Named after a beautiful tropical bird the Whydah. this infamous gally served first as a slave ship and subsequently under pirate “Black Sam” Bellamy. But in spite of its marauding presence along American shores, it finally in the spring of 1717, met its end on the shores of Cape Cod.
Bellamy had ordered a course correction, taking the ship to the “elbow” of Cape Cod, and on 26 April 1717 they captured the ship Mary Anne with a hold full of Madeira wine. The captain of Mary Anne refused Bellamy’s request to pilot them up the coast, so Bellamy arrested the captain and five of his crew and brought them aboard the Whydah, leaving three of the original crew aboard Mary Anne. Then Bellamy sent 7 of his own men onboard of Mary Anne – one of whom being the carpenter Thomas South who had been forced by Bellamy and his crew to make repairs; not wanting to join the pirate crew he had been offered release by Bellamy after work was completed, but the surviving pirates later testified to the court that they had over-ruled Bellamy’s decision and forced South to stay due to his much whimpering and complaining. South testified that it was his choice to accompany the 6 pirates going aboard Mary Anne in hopes of escaping, possibly by jumping overboard and swimming ashore as they drew near to the Cape. Sometime around sunset that evening, the winds completely died, and a massive fog bank made visibility
virtually impossible. The four ships in Bellamy’s fleet lost sight of one another. Bellamy’s ships Anne and Fisher moved out to sea (eventually making it to Damascove Island with heavy damage).

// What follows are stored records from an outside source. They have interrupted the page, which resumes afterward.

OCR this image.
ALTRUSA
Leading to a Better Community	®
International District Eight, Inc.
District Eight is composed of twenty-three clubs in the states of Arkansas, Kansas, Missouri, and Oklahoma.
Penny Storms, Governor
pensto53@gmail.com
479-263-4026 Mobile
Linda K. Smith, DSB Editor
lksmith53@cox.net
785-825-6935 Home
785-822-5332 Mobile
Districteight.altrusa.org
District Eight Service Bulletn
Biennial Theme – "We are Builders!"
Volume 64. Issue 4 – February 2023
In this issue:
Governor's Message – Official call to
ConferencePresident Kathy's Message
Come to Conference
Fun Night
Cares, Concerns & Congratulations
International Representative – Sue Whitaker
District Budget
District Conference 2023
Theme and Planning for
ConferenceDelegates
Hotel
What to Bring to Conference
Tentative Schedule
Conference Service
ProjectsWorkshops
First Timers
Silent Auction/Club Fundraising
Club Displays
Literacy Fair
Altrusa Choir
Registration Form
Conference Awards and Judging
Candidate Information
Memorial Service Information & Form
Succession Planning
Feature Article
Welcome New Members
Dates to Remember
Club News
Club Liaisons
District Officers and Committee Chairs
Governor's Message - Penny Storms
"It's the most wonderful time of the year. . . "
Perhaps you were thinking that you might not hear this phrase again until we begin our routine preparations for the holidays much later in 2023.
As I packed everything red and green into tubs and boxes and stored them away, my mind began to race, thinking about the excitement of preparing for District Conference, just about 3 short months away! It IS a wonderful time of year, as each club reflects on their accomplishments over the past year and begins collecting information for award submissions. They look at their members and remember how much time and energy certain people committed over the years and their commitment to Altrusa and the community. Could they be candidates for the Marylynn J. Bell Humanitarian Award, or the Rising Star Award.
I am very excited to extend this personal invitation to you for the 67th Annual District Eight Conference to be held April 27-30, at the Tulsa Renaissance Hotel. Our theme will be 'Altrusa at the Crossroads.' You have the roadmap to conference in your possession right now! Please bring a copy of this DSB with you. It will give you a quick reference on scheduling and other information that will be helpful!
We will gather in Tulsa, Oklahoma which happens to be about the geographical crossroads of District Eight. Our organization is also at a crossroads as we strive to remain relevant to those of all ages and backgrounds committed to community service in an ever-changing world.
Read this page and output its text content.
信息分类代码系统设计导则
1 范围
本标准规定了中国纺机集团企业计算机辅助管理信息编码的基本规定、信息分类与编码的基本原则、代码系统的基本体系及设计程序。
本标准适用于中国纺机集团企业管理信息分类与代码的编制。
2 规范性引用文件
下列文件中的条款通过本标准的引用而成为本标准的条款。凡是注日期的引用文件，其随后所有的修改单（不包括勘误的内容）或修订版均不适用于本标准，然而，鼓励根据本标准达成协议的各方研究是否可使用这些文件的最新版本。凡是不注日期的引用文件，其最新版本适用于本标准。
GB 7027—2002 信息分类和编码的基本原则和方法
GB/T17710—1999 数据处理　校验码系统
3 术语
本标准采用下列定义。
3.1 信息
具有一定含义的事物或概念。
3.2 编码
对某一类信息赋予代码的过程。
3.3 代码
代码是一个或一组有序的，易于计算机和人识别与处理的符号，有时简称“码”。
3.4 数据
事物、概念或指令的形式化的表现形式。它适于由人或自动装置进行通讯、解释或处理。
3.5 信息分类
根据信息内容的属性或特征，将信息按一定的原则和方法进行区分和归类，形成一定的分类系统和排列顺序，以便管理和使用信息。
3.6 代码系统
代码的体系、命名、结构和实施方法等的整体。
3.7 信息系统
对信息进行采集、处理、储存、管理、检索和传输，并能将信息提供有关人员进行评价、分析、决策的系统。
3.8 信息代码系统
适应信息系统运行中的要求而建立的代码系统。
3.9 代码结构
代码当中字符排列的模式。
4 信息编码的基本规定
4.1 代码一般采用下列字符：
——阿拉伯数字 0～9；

Just after midnight, the Whydah was suddenly struck by an extremely powerful Nor’easter storm with the force of a Category-One hurricane. Running bow-first into a sandbar 16-feet deep at about 500 feet from the shore at what today is, she was battered by 30 to 40 feet waves. Within minutes the masts fell and the ship was pulled into 30 feet of water where she completely capsized, sending over 4.5 short tons (4.1 tonnes) of silver and gold, more than 60 cannons and 144 people to the ocean floor; with churning shoals and monstrous waves throwing many pieces of Whydah’s shattered body, her rigging and sails, 102 human bodies, and thousands of objects across four miles of the beach. Mary Anne was also wrecked that night, ten miles south, being thrown by the waves on the beach at Pochet Island [pronounced po-chee]. Of the 146 souls aboard Whydah, only two men (Welshman Thomas Davis and 18-year-old Central American Mosquito [Moskito] Indian John Julian) are known to have made it to the beach alive; all seven of Bellamy’s men and the three original crewmen from Mary Anne survived as well. Arrested by Justice Joseph Doane and his posse, they were all locked up in Barnstable Gaol (currently the oldest wooden jail house in United States), and then brought, by order of Governor Samuel Shute, to Boston for a nearly seven-month trial, after which six of the men would be executed by hanging, two set free, and one sold into slavery.
The Whydah and her treasure eluded discovery for over 260 years until 1984, when the wreck was found – buried between 10 to 50 feet of sand, under water depths of 16 to 30 feet deep, spread four miles parallel to the Cape’s coast. With the discovery of the ship’s bell in 1985 and a small brass placard in 2013, both inscribed with the ship’s name and maiden voyage date, the Whydah is the only fully authenticated Golden Age pirate shipwreck ever discovered.
HOW TO GET THERE
The wreck site and museum displays are easily reached along the road and at Provincetown.
The wreck site is located along the beach at Wellfleet. The Whydah Pirate Shipwreck Museum has displays of artifacts & treasures from the 1717 pirate shipwreck Whydah. You can visit their Website here. Address: 16 MacMillan Pier, Provincetown, MA 02657, United States Phone:+1 508-487-8899. They continue to search for artifacts and you will enjoy following their exploits on Youtube.
Is it worth the trip? Having only explored on the internet, it’s hard to judge. But the area itself is unique and the visuals for the site, the museum and the ongoing explorations makes it well worth considering. It’s on my list.